A key component of the Oregon State offense has been missing for the past month.
Connor Hamlett and Caleb Smith, the Beavers’ top two tight ends, have not been on the field together since the 52-24 win over Washington State on Oct. 12.
Hamlett has been hobbled by knee trouble while back spasms sidelined Smith. They’re both back at practice and should be ready to go Saturday at Arizona State.
Kellen Clute and Tyler Perry have filled in admirably and Clute came up with eight catches for 37 yards against Stanford.
Even so, the absence of the 6-foot-7, 263-pound Hamlett and the 6-6, 260-pound Smith has been noticeable. Hamlett did play sparingly against USC and finished with two receptions for 12 yards.
“It’s really big for us to have them both healthy because of being a threat of being a downfield weapon,” offensive coordinator Danny Langsdorf said.
“We ran into it a little bit against SC. When they’re doubling Brandin (Cooks), we’ve got to be able to get the ball to the tight end more because he’s going to be one-on-one and that’s where having those guys that are great threats downfield are very valuable to us. So having them back will be great.”
The Beavers happened to face two of the strongest defenses in the Pac-12 Conference in Stanford and USC without both players on the field.
The extra dimension they provide enables the Beavers to click on offense.
When healthy, they make an intimidating tandem for opposing defenses. They are a matchup nightmare for corners, safeties and linebackers.

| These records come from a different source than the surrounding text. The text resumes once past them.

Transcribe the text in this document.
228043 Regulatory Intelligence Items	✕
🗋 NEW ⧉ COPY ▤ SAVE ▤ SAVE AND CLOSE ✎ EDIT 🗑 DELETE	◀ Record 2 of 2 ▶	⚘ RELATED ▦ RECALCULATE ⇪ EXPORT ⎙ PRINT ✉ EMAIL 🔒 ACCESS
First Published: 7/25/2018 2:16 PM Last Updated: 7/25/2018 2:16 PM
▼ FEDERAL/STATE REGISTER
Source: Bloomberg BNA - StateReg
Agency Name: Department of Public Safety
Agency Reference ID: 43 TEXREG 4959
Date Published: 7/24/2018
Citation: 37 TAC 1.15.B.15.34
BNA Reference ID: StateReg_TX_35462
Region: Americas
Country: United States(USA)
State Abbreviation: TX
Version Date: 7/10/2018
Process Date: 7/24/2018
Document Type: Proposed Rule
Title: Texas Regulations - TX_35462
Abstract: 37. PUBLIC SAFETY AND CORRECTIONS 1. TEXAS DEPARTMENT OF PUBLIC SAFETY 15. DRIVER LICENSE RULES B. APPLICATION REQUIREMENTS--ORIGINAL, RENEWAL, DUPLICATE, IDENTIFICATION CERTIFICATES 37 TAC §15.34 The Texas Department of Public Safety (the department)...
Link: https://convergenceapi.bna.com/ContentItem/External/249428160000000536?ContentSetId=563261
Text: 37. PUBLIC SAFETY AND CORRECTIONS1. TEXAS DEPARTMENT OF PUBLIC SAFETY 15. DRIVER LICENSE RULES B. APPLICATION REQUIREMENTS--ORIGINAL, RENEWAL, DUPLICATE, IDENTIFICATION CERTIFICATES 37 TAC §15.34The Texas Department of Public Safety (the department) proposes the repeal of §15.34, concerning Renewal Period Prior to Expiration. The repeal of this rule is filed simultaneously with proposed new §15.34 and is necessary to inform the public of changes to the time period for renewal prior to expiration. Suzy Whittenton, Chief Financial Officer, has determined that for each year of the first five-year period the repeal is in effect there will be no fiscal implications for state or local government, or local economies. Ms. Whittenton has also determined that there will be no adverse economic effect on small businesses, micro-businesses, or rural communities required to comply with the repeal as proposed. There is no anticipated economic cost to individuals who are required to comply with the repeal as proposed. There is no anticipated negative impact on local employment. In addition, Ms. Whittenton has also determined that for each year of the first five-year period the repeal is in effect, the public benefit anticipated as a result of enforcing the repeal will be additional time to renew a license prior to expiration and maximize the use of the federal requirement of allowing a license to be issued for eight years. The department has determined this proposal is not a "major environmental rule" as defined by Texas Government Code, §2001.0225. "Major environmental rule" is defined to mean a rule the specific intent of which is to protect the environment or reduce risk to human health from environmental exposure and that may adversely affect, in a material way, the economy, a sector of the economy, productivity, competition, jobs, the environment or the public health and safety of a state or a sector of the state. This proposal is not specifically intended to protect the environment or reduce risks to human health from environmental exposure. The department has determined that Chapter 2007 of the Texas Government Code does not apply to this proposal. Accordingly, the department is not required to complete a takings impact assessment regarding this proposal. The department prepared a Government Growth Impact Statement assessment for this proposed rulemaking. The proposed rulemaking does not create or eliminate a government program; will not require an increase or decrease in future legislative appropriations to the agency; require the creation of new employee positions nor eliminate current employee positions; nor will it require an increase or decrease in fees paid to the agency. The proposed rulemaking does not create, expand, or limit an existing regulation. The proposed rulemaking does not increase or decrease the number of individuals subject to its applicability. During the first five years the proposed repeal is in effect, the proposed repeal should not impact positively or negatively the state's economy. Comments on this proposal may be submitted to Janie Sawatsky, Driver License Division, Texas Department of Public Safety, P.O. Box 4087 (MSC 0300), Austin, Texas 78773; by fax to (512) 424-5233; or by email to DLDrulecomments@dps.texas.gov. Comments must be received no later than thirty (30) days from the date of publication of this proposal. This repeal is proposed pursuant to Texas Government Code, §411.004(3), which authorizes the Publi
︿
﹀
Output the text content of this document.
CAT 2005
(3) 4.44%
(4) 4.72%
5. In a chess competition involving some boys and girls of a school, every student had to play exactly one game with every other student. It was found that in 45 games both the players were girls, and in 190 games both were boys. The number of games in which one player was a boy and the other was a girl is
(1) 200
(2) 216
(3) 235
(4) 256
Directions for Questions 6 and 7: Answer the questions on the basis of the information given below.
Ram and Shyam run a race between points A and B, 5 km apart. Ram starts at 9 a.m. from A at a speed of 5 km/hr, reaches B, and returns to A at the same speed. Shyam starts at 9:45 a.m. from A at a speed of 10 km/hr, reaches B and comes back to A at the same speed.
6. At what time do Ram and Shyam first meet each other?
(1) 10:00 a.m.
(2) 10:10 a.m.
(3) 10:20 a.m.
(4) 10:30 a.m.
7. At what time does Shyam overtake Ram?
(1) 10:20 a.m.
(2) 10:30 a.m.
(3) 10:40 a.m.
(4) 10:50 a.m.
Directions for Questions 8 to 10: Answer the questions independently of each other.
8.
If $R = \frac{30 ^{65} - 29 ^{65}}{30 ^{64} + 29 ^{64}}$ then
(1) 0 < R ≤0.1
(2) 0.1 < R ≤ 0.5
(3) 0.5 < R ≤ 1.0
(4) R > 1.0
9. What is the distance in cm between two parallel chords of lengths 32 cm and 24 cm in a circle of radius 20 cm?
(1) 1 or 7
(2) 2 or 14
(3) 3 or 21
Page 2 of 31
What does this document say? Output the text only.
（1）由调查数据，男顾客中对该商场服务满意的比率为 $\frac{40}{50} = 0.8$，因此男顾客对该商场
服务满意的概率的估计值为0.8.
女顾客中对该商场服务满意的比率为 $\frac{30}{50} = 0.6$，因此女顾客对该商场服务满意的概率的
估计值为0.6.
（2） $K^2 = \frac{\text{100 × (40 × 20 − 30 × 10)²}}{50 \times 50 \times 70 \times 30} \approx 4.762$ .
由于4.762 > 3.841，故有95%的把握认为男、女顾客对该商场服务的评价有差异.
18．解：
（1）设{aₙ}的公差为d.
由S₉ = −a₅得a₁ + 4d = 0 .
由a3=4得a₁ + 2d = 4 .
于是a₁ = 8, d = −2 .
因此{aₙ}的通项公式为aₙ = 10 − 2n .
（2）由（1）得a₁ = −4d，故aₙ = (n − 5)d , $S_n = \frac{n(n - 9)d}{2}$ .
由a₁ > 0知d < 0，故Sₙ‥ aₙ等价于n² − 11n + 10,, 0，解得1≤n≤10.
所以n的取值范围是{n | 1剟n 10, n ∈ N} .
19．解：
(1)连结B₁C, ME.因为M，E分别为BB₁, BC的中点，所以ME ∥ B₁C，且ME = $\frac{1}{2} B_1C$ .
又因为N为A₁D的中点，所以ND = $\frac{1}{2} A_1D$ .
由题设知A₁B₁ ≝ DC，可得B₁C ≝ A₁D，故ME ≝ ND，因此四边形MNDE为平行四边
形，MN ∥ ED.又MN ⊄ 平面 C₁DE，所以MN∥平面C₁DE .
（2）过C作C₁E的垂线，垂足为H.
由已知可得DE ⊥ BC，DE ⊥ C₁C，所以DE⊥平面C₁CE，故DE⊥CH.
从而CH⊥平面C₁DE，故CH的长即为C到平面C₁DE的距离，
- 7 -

“Caleb makes me a better player, I make Caleb a better player,” Hamlett said. “It’s hard when there’s two of us running vertical down the seam and corners and safeties have to make choices. It’s definitely good to have us both in there.”
Their physical presence makes life easier for quarterback Sean Mannion.
They are big targets in the red zone — an area that OSU has struggled in since they’ve been out — and Mannion can find them quickly if his primary receiver is covered.
“They definitely bring a different dimension,” tight ends coach Kyle DeVan said. “I think having Connor, a 6-foot-7 guy, out there running the routes gives Sean an extra place to throw the ball because he knows he can throw it high and Connor can reach over guys or jump over guys and wherever the ball’s thrown, he can go get it. Caleb’s definitely the physical, kind of run through people, which is what we want.”
With everyone healthy and Clute and Perry in the mix, the Beavers have exceptional depth at the position.
DeVan, who was an offensive lineman for the Beavers from 2004-07, said those teams never had four tight ends that were ready to go.
When Joe Newton was injured as a junior, the offensive approach had to be altered.
“I think that’s one thing that this team is very fortunate about is the depth,” DeVan said. “I don’t even know if we had five guys (total) at tight end. I don’t think that really happened back then.
“Bringing the four of them back with Caleb and Connor, I think it really gives this team depth at that position and it really allows coach Riley to be the creative guy that he is. Him and Langsdorf, they love having the tight ends in the passing game and when you can do it with three or four tight ends, it makes things easy.”